This book is largely a history of "positive thinking" and various movements to get people to be irrationally optimistic on the premise that it will yield dividends. I don't have it in me to blog every detail, but there's one bit that stands out:
Apparently a lot of the enthusiasts for various "positive thinking" remedies, whether pushed by religion, psychologists, or business consultants, are sales people. On one level this seems like an utterly obvious and unremarkable observation. Salesmen and saleswomen are cheerful and personable. Of course they're upbeat! However, Ehrenreich points to interviews in which salespeople (and the "positive thinking" enthusiasts who shill to them) often find it difficult to project that persona. They buy these books because they need constant infusions of kool-aid to keep up the appearance. In private, many of them are unhappy with their lonely lives on the road, surrounded only by people whom they want things from, and who in turn want only free samples and low prices. That frankly sounds like a hellish life.

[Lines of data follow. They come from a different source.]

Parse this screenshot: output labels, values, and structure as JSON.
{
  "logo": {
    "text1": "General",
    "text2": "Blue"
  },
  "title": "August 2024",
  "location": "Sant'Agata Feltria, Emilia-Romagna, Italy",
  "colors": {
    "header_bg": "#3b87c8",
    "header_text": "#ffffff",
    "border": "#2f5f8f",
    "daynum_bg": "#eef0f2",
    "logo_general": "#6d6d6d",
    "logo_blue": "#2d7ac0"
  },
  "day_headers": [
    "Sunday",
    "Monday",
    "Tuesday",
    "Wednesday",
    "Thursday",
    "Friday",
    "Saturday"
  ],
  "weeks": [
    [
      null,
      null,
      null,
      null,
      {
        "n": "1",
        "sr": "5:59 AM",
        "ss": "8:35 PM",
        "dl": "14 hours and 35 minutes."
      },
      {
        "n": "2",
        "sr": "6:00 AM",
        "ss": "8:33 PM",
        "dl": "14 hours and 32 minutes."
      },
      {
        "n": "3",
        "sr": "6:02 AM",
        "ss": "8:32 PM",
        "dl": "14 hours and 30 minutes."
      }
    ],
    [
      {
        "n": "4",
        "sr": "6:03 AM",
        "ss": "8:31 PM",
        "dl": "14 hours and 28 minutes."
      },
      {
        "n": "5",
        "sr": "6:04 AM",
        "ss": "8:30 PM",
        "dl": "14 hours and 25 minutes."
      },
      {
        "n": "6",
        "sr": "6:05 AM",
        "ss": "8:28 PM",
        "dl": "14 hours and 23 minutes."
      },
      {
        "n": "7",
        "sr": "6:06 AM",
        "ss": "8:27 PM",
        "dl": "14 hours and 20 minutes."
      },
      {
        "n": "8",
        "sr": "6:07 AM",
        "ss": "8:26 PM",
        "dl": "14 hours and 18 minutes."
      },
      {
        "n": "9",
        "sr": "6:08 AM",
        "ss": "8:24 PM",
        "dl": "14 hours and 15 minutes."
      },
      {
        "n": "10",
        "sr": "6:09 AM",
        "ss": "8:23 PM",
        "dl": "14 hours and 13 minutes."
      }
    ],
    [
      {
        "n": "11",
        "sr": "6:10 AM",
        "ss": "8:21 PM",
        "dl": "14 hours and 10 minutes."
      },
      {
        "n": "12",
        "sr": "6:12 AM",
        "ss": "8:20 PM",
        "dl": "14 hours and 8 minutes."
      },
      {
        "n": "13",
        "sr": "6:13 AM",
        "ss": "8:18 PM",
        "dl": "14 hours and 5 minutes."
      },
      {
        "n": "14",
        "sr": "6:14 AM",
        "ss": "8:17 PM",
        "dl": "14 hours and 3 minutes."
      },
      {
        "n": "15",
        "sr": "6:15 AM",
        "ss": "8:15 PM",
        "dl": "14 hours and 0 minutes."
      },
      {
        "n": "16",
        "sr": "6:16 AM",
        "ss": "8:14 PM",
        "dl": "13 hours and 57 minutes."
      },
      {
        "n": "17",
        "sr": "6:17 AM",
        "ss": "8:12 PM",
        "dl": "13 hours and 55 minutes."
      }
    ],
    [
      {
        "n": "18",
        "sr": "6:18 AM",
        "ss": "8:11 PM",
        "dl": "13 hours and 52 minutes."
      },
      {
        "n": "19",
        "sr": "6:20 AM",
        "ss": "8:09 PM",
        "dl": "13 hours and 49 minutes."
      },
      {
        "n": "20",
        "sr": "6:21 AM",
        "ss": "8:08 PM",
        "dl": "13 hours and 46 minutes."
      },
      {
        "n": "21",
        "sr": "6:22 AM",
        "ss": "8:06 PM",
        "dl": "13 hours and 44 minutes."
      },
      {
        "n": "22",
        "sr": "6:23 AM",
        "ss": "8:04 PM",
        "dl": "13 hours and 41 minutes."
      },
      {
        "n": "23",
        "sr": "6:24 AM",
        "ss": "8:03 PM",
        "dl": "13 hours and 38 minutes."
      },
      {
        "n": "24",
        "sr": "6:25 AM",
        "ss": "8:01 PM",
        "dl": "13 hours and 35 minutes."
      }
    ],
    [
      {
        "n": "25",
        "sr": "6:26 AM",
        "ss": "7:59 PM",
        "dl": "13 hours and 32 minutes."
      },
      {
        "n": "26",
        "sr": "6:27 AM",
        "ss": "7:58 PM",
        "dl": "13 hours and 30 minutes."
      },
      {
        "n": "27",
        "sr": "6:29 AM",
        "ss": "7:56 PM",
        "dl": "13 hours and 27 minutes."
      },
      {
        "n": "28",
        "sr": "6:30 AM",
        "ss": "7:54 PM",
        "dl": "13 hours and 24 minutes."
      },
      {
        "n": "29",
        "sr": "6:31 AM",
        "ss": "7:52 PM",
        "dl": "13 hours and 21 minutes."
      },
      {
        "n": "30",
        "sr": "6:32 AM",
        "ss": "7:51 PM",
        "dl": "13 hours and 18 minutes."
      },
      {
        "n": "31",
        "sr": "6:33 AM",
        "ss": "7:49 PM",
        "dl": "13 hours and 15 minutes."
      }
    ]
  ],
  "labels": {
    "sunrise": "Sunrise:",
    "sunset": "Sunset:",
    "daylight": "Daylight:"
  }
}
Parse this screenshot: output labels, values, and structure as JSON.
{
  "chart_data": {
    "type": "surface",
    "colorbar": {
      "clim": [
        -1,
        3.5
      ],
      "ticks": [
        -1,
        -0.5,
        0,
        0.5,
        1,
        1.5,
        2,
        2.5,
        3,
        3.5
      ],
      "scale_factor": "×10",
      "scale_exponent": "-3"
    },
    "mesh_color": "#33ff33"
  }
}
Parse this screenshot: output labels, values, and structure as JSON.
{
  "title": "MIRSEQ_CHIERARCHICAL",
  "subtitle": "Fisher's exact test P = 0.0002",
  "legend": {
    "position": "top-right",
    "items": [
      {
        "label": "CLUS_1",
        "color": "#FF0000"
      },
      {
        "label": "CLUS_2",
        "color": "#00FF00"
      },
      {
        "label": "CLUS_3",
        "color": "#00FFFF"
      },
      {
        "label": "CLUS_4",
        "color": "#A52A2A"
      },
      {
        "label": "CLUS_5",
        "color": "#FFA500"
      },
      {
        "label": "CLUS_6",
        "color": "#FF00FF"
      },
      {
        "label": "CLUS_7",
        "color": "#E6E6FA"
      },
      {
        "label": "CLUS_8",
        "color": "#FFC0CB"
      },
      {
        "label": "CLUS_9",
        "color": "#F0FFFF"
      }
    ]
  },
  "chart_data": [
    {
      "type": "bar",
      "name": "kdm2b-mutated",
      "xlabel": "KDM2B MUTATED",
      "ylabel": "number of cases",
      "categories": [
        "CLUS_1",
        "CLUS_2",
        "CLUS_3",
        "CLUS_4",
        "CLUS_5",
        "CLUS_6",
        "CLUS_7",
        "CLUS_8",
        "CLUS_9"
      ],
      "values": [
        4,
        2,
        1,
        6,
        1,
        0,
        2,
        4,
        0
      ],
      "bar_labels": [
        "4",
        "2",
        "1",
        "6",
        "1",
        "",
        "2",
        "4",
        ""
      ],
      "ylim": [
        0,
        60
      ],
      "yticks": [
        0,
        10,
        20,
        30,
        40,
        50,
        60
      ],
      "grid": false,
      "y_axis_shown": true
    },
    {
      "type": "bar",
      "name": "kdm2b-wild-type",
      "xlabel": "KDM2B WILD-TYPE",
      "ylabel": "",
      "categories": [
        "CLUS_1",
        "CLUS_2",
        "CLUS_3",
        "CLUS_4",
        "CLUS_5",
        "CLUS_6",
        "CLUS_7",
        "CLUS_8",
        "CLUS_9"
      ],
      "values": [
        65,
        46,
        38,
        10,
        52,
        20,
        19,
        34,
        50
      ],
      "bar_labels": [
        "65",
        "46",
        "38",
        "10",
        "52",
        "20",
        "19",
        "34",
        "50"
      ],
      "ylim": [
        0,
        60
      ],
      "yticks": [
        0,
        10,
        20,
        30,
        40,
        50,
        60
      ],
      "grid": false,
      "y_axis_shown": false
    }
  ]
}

When I think more about the people in my profession who are most publicly adamant about various "positive thinking" approaches (even if not in so many words), I realize that some of them wish they weren't professors, or at least that they weren't in STEM fields. I won't use a public blog to identify them or say why I think they regret their choice of field, but I've seen enough to make me quite certain that they wish for something else and don't know how to escape. For myself, I hate many things about the current direction of my profession and institution, but I am quite certain that I want to teach physics and do research in physics. So I pity them, and I start to understand why they are desperate for the quick fixes peddled in pop psychology. And I see the overlap between their restlessness and that of the people who buy self-help books and attend motivational seminars.